Le jour vint dissiper les illusions de la nuit; mais ce qui en restait suffisait pour satisfaire l'amour-propre d'un homme à qui l'idée d'être conquérant était venue à l'âge de cinquante ans.

Il n'entrait point encore à Paris, mais il entrait déjà à Rome.

L'entrée fut splendide; le roi Ferdinand, à cheval, vêtu de son uniforme de feld-maréchal autrichien, couvert de broderies, portant à son cou et sur sa poitrine tous ses ordres personnels et tous ses ordres de famille, était attendu à la porte San-Giovanni, d'abord par l'ancien sénateur, qui, accompagné des magistrats du municipe, lui présenta à genoux les clefs de Rome sur un plat d'argent; autour des sénateurs et des magistrats du municipe étaient tous les cardinaux restés fidèles à Pie VI; de là, en suivant un itinéraire marqué d'avance par des jonchées de fleurs et de feuillages, le roi devait se rendre à l'église San-Carlo, où se chantait le _Te Deum_, et, de l'église San-Carlo, au palais Farnèse, situé, comme nous l'avons dit, de l'autre côté du Tibre, en face du palais Corsini, que venait de quitter Championnet.

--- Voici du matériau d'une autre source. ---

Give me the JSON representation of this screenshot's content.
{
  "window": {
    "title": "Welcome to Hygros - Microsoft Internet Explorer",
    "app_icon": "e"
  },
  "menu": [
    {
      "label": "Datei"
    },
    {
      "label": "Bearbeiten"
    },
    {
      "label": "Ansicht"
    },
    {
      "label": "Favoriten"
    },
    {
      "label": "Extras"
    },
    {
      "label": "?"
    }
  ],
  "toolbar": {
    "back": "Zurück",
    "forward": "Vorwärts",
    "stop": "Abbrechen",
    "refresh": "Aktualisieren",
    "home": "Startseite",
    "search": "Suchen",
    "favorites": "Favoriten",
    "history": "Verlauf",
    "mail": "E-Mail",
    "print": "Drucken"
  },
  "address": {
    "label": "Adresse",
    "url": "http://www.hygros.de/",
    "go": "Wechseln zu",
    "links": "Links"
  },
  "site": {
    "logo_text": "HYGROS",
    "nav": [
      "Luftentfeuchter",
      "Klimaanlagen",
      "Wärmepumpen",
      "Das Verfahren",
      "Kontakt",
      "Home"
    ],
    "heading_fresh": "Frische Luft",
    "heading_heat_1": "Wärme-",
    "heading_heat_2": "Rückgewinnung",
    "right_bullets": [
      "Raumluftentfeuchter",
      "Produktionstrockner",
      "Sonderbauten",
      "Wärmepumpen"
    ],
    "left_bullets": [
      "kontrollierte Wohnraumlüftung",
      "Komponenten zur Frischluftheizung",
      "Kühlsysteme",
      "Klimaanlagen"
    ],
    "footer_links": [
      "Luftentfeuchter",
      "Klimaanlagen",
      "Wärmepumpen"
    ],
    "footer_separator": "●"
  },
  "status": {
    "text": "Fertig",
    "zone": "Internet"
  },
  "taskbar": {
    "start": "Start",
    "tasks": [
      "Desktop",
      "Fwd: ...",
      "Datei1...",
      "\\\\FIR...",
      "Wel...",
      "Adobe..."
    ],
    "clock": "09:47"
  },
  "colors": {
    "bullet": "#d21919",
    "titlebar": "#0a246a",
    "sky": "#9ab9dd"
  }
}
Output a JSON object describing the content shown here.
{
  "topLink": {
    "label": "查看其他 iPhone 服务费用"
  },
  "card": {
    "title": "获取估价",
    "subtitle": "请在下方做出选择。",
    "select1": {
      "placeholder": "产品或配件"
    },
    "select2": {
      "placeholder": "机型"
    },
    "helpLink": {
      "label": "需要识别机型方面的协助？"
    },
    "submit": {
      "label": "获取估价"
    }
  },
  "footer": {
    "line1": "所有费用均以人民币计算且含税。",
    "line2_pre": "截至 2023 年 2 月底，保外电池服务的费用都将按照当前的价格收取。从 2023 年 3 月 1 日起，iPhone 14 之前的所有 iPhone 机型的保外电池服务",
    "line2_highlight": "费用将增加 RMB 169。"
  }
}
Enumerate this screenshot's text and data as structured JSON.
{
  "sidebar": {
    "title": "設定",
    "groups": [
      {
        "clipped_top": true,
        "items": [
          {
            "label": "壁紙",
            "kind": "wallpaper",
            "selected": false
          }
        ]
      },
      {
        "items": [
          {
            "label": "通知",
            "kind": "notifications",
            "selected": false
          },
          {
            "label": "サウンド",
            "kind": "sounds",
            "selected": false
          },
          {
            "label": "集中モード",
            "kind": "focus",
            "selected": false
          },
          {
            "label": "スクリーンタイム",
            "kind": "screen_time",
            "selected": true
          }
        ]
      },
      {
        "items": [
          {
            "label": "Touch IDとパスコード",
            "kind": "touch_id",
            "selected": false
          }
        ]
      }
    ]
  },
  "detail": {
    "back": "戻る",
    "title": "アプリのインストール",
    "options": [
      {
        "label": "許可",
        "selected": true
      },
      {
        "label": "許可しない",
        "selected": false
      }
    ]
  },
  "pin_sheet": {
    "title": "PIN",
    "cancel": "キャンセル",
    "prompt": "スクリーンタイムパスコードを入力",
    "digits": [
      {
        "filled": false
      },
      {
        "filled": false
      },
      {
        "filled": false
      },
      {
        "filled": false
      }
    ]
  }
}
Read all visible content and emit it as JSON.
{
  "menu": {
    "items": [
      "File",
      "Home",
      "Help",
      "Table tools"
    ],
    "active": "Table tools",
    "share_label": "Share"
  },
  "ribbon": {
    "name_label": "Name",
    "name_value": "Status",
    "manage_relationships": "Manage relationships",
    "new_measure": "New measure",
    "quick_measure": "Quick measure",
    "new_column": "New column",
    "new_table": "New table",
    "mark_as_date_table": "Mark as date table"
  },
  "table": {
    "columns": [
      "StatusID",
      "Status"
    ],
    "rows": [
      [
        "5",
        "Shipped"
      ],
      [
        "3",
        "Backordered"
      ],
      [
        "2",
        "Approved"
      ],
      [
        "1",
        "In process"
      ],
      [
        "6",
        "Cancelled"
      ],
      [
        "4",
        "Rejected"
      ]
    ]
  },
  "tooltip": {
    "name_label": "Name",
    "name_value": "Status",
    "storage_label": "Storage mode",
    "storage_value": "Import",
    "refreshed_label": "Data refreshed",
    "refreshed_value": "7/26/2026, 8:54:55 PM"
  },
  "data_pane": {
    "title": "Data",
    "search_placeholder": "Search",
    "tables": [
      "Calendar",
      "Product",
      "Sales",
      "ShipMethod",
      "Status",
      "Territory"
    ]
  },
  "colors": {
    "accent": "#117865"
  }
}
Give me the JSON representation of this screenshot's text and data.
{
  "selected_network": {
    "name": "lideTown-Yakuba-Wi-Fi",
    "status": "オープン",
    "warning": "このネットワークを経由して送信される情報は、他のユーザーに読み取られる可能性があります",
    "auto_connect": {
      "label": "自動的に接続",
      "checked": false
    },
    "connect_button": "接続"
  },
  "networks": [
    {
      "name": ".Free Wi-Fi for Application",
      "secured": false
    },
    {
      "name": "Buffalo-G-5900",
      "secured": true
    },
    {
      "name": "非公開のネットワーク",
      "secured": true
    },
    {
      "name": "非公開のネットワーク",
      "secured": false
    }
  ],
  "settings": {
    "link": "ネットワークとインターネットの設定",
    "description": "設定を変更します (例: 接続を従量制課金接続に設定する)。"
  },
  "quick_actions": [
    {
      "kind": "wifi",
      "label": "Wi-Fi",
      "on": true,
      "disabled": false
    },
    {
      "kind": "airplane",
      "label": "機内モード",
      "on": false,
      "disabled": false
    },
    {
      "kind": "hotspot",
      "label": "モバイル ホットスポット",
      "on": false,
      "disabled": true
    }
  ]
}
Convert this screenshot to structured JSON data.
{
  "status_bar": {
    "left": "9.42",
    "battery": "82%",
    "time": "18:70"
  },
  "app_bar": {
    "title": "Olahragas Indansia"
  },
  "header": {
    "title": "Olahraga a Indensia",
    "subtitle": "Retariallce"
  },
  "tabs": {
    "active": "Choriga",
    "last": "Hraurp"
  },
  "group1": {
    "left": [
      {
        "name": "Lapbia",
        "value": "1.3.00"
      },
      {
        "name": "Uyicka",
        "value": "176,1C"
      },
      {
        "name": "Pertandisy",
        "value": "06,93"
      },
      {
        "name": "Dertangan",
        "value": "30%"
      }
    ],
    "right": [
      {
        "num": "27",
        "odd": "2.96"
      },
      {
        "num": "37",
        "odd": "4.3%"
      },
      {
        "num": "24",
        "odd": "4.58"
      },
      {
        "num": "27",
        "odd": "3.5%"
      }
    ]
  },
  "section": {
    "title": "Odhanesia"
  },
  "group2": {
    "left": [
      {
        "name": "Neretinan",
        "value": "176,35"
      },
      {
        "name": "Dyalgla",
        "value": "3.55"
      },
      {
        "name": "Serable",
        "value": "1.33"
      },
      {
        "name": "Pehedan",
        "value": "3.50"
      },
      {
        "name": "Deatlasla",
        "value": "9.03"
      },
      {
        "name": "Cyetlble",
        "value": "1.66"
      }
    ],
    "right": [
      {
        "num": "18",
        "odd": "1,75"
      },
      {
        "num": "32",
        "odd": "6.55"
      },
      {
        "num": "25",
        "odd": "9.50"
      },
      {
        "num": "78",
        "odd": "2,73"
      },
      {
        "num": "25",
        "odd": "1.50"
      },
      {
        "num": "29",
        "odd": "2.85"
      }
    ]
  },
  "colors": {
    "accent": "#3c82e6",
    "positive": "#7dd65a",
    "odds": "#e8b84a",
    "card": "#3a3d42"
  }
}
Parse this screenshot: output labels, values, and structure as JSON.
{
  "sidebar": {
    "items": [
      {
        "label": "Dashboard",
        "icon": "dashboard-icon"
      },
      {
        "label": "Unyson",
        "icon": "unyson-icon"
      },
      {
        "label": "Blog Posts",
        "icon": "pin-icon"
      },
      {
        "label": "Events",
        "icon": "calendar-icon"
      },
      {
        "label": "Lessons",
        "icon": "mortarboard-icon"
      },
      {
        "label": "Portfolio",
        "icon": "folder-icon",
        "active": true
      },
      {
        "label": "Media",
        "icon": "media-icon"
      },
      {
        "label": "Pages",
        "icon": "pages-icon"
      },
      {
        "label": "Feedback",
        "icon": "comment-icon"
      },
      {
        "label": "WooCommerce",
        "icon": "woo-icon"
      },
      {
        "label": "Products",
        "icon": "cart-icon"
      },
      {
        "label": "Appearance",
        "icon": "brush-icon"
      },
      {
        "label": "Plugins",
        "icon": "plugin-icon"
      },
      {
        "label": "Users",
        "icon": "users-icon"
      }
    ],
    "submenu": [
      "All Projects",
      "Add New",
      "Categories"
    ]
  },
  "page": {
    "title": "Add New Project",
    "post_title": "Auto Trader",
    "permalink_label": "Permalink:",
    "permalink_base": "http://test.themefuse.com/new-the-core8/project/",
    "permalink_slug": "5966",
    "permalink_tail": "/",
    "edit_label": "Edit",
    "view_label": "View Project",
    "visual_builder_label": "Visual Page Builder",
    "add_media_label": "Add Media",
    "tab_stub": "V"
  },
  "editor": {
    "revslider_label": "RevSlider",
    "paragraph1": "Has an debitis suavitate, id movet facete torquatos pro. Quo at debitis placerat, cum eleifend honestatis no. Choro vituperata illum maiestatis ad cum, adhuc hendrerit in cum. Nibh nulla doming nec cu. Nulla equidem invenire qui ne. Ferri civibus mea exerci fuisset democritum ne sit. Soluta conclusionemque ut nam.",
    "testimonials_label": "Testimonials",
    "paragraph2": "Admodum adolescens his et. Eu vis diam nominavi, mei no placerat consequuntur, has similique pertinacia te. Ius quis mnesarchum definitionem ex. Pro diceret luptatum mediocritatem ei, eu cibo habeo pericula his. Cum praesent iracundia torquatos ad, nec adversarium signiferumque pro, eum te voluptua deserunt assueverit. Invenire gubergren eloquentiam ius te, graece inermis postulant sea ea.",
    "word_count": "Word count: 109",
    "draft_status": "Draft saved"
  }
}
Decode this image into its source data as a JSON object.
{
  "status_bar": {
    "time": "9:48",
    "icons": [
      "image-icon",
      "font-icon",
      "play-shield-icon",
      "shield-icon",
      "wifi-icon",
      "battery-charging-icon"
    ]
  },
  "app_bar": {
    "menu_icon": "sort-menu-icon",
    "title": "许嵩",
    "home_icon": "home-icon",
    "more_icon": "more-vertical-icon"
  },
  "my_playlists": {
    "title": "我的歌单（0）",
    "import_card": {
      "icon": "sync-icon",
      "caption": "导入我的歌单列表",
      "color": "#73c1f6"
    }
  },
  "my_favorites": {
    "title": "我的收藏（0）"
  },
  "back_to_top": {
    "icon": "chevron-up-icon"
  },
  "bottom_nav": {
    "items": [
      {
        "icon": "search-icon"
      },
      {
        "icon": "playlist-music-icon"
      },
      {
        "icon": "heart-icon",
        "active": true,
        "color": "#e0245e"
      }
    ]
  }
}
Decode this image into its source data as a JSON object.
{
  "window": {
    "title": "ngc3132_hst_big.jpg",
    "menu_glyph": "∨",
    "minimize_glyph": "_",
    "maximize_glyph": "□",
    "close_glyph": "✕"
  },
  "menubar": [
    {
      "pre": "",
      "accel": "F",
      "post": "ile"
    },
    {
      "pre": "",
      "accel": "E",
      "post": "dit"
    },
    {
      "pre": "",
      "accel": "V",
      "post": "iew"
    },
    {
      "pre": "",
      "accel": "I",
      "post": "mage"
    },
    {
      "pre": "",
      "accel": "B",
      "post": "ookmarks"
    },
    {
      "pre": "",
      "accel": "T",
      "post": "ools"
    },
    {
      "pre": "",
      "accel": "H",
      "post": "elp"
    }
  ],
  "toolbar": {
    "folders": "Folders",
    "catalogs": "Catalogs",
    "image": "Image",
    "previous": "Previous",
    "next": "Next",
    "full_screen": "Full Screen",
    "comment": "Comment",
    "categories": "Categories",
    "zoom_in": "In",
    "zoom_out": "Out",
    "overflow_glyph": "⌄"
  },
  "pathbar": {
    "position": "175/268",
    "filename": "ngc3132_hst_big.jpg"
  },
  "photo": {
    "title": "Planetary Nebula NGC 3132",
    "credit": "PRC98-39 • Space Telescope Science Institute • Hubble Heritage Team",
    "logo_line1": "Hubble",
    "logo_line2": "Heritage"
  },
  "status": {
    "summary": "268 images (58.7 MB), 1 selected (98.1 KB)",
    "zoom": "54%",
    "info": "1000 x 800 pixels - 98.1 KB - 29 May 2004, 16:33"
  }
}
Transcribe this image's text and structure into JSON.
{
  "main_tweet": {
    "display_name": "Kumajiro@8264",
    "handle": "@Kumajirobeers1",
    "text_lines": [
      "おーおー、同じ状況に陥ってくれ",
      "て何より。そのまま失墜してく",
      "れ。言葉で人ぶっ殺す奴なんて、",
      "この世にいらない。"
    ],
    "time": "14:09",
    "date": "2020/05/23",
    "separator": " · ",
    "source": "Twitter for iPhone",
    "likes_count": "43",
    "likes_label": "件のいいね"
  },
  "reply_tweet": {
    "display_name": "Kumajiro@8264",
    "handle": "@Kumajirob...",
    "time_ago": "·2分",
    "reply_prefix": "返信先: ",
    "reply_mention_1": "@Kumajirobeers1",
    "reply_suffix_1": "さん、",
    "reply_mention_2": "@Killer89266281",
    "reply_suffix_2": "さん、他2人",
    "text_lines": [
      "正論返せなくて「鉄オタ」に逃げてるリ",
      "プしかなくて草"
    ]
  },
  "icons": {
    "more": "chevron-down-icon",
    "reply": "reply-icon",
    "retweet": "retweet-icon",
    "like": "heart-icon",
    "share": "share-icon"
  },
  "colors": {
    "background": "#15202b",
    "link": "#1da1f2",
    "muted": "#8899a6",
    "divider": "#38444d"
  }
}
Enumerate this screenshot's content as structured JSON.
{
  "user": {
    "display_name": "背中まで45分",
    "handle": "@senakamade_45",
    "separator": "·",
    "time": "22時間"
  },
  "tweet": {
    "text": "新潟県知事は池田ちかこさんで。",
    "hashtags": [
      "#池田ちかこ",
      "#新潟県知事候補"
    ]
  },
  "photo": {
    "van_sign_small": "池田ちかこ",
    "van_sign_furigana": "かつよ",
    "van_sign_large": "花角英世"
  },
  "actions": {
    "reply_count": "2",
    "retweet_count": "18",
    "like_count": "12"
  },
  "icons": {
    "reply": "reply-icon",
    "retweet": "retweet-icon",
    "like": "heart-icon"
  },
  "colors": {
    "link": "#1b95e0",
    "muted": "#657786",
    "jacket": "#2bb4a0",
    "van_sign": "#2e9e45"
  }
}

Au moment où le roi prit les clefs de Rome, les chants éclatèrent. Cent jeunes filles habillées de blanc marchèrent en tête du cortége, portant des corbeilles de joncs dorés, pleines de feuilles de roses, qu'elles jetaient en l'air comme au jour de la Fête-Dieu. Les corbeilles vides étaient aussitôt remplacées par des corbeilles pleines, afin qu'il n'y eût point d'interruption dans la pluie odoriférante; et, comme derrière les jeunes filles marchaient à reculons de jeunes enfants de choeur, balançant des encensoirs, on avançait entre une double haie formée par la population de Rome et des environs, vêtue de ses habits de fête, au milieu d'une pluie de fleurs et d'une atmosphère embaumée.